Operation: Validate Structure

When: Verifying the knowledge folder integrity.

<operation name="validate_structure">
  <action>
    1. Verify overview.md exists and is not empty
    2. Verify .images/ folder exists
    3. Verify all section files follow {NN}.{slug}.md naming
    4. Verify all sub-section files follow {NNMM}.{slug}.md naming inside {NN}.{slug}/ folders
    5. Verify all image references in markdown files point to existing files in .images/
    6. Verify all links in overview.md point to existing files
    7. Verify every section markdown file and overview.md has a `## References` footer
    8. Report any broken links, naming violations, missing references, or missing files
  </action>
  <constraints>
    - CRITICAL: Return detailed report, not just pass/fail
  </constraints>
  <output>validation_report{valid, issues[], warnings[]}</output>
</operation>

Output Result

operation_output:
  success: true | false
  operation: "{operation_name}"
  result:
    knowledge_folder: "{path}"
    files_created: []
    files_modified: []
  errors: []

Definition of Done

<definition_of_done>
  <checkpoint required="true">
    <name>Operation Completed</name>
    <verification>operation_output.success == true</verification>
  </checkpoint>
  <checkpoint required="true">
    <name>Folder Structure Valid</name>
    <verification>Knowledge folder contains overview.md and .images/ directory</verification>
  </checkpoint>
  <checkpoint required="true">
    <name>Naming Convention Followed</name>
    <verification>All files follow {NN}.{slug}.md pattern; sub-files follow {NNMM}.{slug}.md</verification>
  </checkpoint>
  <checkpoint required="true">
    <name>Images Properly Stored</name>
    <verification>All images in .images/ folder; no images outside this folder</verification>
  </checkpoint>
  <checkpoint required="true">
    <name>Overview Links Valid</name>
    <verification>All links in overview.md resolve to existing files</verification>
  </checkpoint>
  <checkpoint required="true">
    <name>References Footer Present</name>
    <verification>Every section markdown file and overview.md has a ## References footer listing source URLs/data sources</verification>
  </checkpoint>
</definition_of_done>

Error Handling

Error	Cause	Resolution
`INVALID_NAME`	knowledge_name contains spaces or special chars	Sanitize: lowercase, replace spaces/underscores with hyphens
`FOLDER_EXISTS`	Knowledge folder already exists at target path	Use existing folder or choose different name
`MISSING_SOURCE`	source_content is null for extract_section	Provide source content to extract from
`INVALID_IMAGE`	image_path doesn't exist or unsupported format	Verify path and use png/jpg/gif/svg/webp
`BROKEN_LINK`	overview.md references non-existent file	Run generate_overview to regenerate
`INVALID_SECTION_ID`	section_id doesn't match {NN} or {NNMM} pattern	Use two-digit (01-99) or four-digit (0101-0199) format

Anti-Patterns

Images outside .images/ — Never place screenshots alongside markdown files.
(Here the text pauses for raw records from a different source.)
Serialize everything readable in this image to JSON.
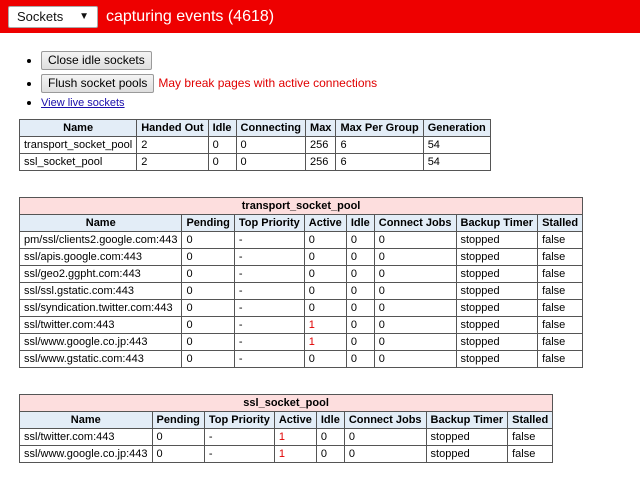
{
  "header": {
    "view_select": "Sockets",
    "title": "capturing events (4618)"
  },
  "actions": {
    "close_idle": "Close idle sockets",
    "flush_pools": "Flush socket pools",
    "flush_warning": "May break pages with active connections",
    "view_live": "View live sockets"
  },
  "summary": {
    "headers": [
      "Name",
      "Handed Out",
      "Idle",
      "Connecting",
      "Max",
      "Max Per Group",
      "Generation"
    ],
    "rows": [
      [
        "transport_socket_pool",
        "2",
        "0",
        "0",
        "256",
        "6",
        "54"
      ],
      [
        "ssl_socket_pool",
        "2",
        "0",
        "0",
        "256",
        "6",
        "54"
      ]
    ]
  },
  "transport_pool": {
    "caption": "transport_socket_pool",
    "headers": [
      "Name",
      "Pending",
      "Top Priority",
      "Active",
      "Idle",
      "Connect Jobs",
      "Backup Timer",
      "Stalled"
    ],
    "rows": [
      [
        "pm/ssl/clients2.google.com:443",
        "0",
        "-",
        "0",
        "0",
        "0",
        "stopped",
        "false"
      ],
      [
        "ssl/apis.google.com:443",
        "0",
        "-",
        "0",
        "0",
        "0",
        "stopped",
        "false"
      ],
      [
        "ssl/geo2.ggpht.com:443",
        "0",
        "-",
        "0",
        "0",
        "0",
        "stopped",
        "false"
      ],
      [
        "ssl/ssl.gstatic.com:443",
        "0",
        "-",
        "0",
        "0",
        "0",
        "stopped",
        "false"
      ],
      [
        "ssl/syndication.twitter.com:443",
        "0",
        "-",
        "0",
        "0",
        "0",
        "stopped",
        "false"
      ],
      [
        "ssl/twitter.com:443",
        "0",
        "-",
        "1",
        "0",
        "0",
        "stopped",
        "false"
      ],
      [
        "ssl/www.google.co.jp:443",
        "0",
        "-",
        "1",
        "0",
        "0",
        "stopped",
        "false"
      ],
      [
        "ssl/www.gstatic.com:443",
        "0",
        "-",
        "0",
        "0",
        "0",
        "stopped",
        "false"
      ]
    ]
  },
  "ssl_pool": {
    "caption": "ssl_socket_pool",
    "headers": [
      "Name",
      "Pending",
      "Top Priority",
      "Active",
      "Idle",
      "Connect Jobs",
      "Backup Timer",
      "Stalled"
    ],
    "rows": [
      [
        "ssl/twitter.com:443",
        "0",
        "-",
        "1",
        "0",
        "0",
        "stopped",
        "false"
      ],
      [
        "ssl/www.google.co.jp:443",
        "0",
        "-",
        "1",
        "0",
        "0",
        "stopped",
        "false"
      ]
    ]
  },
  "colors": {
    "topbar": "#ee0000",
    "header_blue": "#e3edf7",
    "header_pink": "#fddede",
    "warning": "#e00000",
    "link": "#1a0dab"
  }
}
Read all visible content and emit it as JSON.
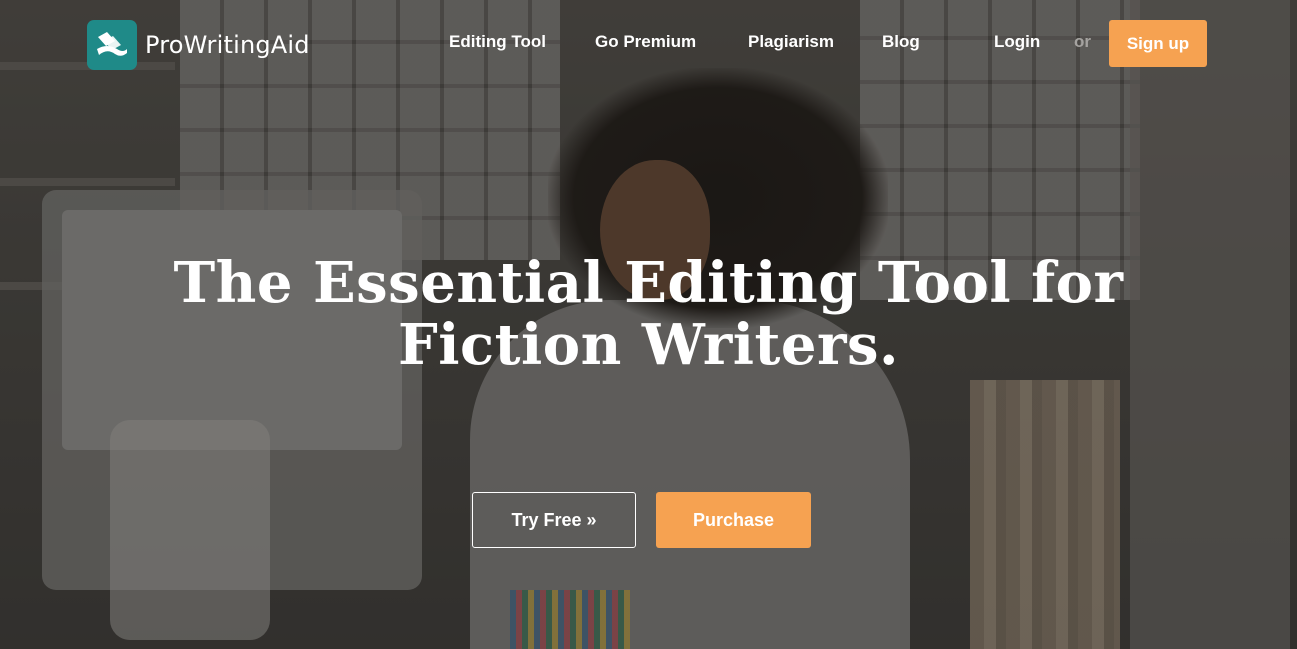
{
  "brand": {
    "name": "ProWritingAid",
    "logo_icon": "book-pages-icon",
    "accent_teal": "#1f8a88"
  },
  "nav": {
    "items": [
      {
        "label": "Editing Tool"
      },
      {
        "label": "Go Premium"
      },
      {
        "label": "Plagiarism"
      },
      {
        "label": "Blog"
      }
    ],
    "login": "Login",
    "or": "or",
    "signup": "Sign up"
  },
  "hero": {
    "headline_line1": "The Essential Editing Tool for",
    "headline_line2": "Fiction Writers.",
    "try_free": "Try Free »",
    "purchase": "Purchase"
  },
  "colors": {
    "cta_orange": "#f6a251",
    "text_white": "#ffffff",
    "muted_or": "#a5a3a0"
  }
}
Always store in .images/ and reference via relative path.
Skipping overview regeneration — After adding/removing/renaming sections, always run generate_overview. Stale overview.md causes confusion.
Non-numeric prefixes — Section files must start with {NN}. (e.g., 01.). Using names without numeric prefix breaks ordering and overview generation.
Deep nesting — Only one level of hierarchy is supported ({NN}.{slug}/{NNMM}.{slug}.md). Do not nest sub-folders inside sub-folders.
Manual overview editing — Do not hand-edit overview.md links. Always regenerate with generate_overview to ensure consistency.
Omitting references — Never skip the ## References footer. Even if source is inline text, note "Direct input" as the source.

Templates

File	Purpose
`templates/general-template.md`	Default knowledge structure template
`templates/overview-template.md`	Template for overview.md generation

Examples

See references/examples.md for usage examples.